Eléments de conclusions.
Les effets réels de l’activité clinique s’apprécient différemment selon leur historique dans le système considéré : pour le cas français, rien ne permet encore de les mesurer, et on s’attache pour le moment plus à en exposer la normalité « ailleurs », pour mieux en justifier le développement « ici ». Au regard des différentes problématiques ici rappelées, le non décrochage de la recherche me semble constituer une nécessité, tout autant pour justifier la conservation de l’activité clinique au sein de l’Université, que pour faire évoluer le droit et la pratique du droit. Sans doute l’activité clinique porte-t-elle une certaine vision du droit et des juristes, mais elle n’est pas réductible à l’uniformité, et au contraire soluble dans les différentes représentations théoriques et pratiques existantes du droit, dont la réalité ne semble pas encore complètement réfléchie par l’ensemble de ses acteurs. Au moins un ouvrage comme celui-ci invite-t-il, une fois de plus, à une réflexion générale sur la formation des juristes, et aussi sur le point de savoir qui sont les juristes que la communauté souhaite pour la société qu’elle constitue.
L.F. juin 2014
[1] J. Bonnecase, « L’enseignement de la clinique juridique et les facultés de droit », Revue de droit, de législation et de jurisprudence, 1931, p.62.
[2] Ibid. p.70.
[3] Ibid. p.62.
[4] Ibid. p.70.
[5] Voy. pour une vue d’ensemble, F. Audren, J.-L. Halpérin, La culture juridique française. Entre mythes et réalités, XIXè – XXè siècles, CNRS édition, 2013.

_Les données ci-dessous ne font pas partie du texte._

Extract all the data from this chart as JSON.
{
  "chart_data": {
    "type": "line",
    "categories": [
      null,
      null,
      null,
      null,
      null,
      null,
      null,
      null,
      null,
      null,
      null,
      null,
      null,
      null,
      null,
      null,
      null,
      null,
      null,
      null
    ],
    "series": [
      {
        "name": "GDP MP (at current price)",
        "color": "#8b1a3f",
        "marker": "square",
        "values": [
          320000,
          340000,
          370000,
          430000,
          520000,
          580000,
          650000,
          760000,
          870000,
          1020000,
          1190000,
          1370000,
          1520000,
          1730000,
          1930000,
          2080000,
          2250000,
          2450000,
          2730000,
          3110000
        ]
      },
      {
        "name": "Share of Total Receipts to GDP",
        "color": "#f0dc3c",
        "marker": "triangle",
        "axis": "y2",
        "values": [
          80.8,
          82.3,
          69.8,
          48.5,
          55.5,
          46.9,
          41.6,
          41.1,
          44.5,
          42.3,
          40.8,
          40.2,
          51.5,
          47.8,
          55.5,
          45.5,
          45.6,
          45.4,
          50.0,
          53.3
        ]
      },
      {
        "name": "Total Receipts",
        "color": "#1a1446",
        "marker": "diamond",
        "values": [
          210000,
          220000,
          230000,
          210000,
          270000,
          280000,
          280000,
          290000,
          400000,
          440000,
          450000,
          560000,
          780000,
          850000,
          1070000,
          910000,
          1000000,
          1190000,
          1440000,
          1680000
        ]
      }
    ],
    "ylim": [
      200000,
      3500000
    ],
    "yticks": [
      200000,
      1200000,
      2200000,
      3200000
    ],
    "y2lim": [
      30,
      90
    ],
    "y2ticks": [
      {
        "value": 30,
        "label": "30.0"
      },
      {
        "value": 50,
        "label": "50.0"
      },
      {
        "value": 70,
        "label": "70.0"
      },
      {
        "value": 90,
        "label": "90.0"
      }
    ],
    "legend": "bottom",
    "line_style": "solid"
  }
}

[6] Il y a bien une présence des praticiens dans les universités : ils ont souvent la charge de travaux dirigés ou de séminaires de Masters dits « professionnels ». Toutefois, cela ne se fait qu’assez peu souvent dans le cadre d’une réflexion commune avec les « théoriciens » sur le droit et la pédagogie en droit.
[7] Tandis que, comme le rappel L. Israël, « l’ambivalence du droit comme moteur du changement social demeure historiquement une question controversée », dans L’arme du droit, 2009, PFNSP, p.23.